Maytag reports lower third quarter earnings
Date October 21, 2004
Section(s) Local News
By the Associated Press

and Daily News Staff

Maytag Corp. reported today that third quarter earnings fell nearly 80 percent from a year ago as restructuring costs, higher steel prices and lower sales in Hoover floor care products took a toll.

The nation’s third largest appliance manufacturer reported profits of $7.5 million, or 9 cents a share, from $36.6 million, or 46 cents a share, last year.

Sales dropped 3 percent to $1.19 billion from $1.22 billion from the same quarter in 2003.

Excluding restructuring and other charges, the company earned 15 cents a share, missing the 18 cents per share consensus estimate of analysts surveyed by Thomson First Call.

The Newton-based company reported a charge of 16 cents a share including $11.9 million for closing a refrigerator plant in Galesburg, Ill., and $7.2 million for a company-wide restructuring plan.

Maytag cut 20 percent of its salaried work force, or 1,100 jobs, as it consolidated its Hoover, Maytag Appliances and headquarters divisions into what it said was a “one-company” approach, designed to improve speed and competitiveness.

“The ‘One Company’ restructuring is on track, and I think it’s going to pay enormous dividends,” CEO Ralph Hake said during a conference call this morning.

The company expected to save about $30 million a year from closing the Galesburg refrigerator plant, beginning in the fourth quarter, Hake said Thursday in a statement.

“We are taking the right actions to improve Maytag‘s performance going forward,” he said. “Our ‘One Company’ restructuring, which consolidates Hoover floor care, Maytag Appliances and corporate organizations, is on track for $150 million in annual savings and lowered our costs in the third quarter.”

During the conference call, Hake noted that Maytag‘s Neptune laundry products gained additional market share in the third quarter.

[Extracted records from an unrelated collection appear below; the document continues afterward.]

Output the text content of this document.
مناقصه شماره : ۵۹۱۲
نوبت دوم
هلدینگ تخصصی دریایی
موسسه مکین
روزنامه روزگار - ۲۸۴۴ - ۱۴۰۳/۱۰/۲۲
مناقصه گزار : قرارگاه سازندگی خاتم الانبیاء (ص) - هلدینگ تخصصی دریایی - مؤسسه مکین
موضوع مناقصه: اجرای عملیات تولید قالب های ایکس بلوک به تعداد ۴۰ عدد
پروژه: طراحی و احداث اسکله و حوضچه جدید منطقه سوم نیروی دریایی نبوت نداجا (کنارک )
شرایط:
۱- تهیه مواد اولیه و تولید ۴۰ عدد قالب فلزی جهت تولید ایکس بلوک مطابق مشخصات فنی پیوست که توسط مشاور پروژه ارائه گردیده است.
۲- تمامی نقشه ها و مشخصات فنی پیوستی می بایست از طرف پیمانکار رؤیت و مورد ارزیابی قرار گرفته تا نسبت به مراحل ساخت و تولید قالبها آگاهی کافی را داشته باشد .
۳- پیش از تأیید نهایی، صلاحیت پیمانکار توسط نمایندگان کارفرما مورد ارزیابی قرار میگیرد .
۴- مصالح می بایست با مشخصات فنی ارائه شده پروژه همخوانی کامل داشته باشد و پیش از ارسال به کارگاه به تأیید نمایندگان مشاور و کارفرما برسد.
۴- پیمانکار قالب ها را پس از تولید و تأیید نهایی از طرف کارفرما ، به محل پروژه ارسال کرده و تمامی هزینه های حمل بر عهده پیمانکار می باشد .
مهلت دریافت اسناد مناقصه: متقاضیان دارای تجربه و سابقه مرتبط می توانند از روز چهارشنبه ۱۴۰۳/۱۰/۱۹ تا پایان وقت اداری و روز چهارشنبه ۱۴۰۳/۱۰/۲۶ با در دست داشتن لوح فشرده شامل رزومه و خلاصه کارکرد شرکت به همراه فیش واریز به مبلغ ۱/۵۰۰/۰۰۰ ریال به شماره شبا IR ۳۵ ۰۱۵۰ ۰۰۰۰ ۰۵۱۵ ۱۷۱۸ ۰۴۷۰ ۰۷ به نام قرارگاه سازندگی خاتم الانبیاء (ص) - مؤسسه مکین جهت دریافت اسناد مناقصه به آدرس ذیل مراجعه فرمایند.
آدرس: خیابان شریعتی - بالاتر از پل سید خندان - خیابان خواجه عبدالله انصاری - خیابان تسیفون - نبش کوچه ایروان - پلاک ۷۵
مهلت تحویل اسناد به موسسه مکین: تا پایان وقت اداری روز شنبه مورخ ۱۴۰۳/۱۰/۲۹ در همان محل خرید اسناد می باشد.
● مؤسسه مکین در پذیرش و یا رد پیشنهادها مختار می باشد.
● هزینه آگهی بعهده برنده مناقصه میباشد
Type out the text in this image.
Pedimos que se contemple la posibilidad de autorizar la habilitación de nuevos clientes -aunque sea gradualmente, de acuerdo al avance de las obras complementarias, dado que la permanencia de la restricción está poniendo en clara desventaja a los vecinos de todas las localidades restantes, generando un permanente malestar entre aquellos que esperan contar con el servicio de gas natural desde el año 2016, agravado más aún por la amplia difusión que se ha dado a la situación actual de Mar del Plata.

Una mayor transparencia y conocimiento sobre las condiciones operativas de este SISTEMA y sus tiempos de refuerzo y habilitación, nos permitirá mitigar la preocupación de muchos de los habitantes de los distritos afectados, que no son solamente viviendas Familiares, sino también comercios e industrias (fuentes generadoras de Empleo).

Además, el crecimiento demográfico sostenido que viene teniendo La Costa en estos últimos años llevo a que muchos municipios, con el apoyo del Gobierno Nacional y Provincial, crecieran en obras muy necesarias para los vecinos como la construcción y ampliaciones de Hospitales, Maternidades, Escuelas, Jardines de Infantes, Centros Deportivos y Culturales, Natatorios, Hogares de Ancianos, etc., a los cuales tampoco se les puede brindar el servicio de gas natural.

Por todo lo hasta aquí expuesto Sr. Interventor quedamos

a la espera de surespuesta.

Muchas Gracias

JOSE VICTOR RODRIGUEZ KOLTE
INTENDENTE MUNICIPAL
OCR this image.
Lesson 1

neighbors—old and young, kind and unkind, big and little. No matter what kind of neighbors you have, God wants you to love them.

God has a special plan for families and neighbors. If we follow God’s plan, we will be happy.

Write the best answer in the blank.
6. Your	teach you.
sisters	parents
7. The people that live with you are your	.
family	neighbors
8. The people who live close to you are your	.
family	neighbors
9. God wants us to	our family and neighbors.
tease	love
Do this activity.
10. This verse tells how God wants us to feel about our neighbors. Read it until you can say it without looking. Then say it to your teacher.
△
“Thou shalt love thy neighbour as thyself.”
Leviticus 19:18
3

The front load Neptune washer and dryer are manufactured at Maytag‘s Newton facility.

“Our Neptune family of products… did very well, we’re very pleased with how that family is doing,” Hake said.

One caller asked how Maytag was dealing with increased competition from Asian appliance imports.

“The Asians are here. They’re here to stay. They will have an impact. They have to build their distribution a step at a time and right now that’s the process they’re in,” he said. “Our view is that they’re a real threat and we have to get prepared for them.”

Hake vowed the company would deal with this competition by developing more innovative “high end” products.

Maytag stock rose 14 cents to $15.95 in early trading Wednesday on the New York Stock Exchange. They traded above $32 a share as recently as last April.

Hake said the company’s new labor agreements at the Maytag-owned Amana refrigeration plant and sale of a joint venture in China will also help the company going forward.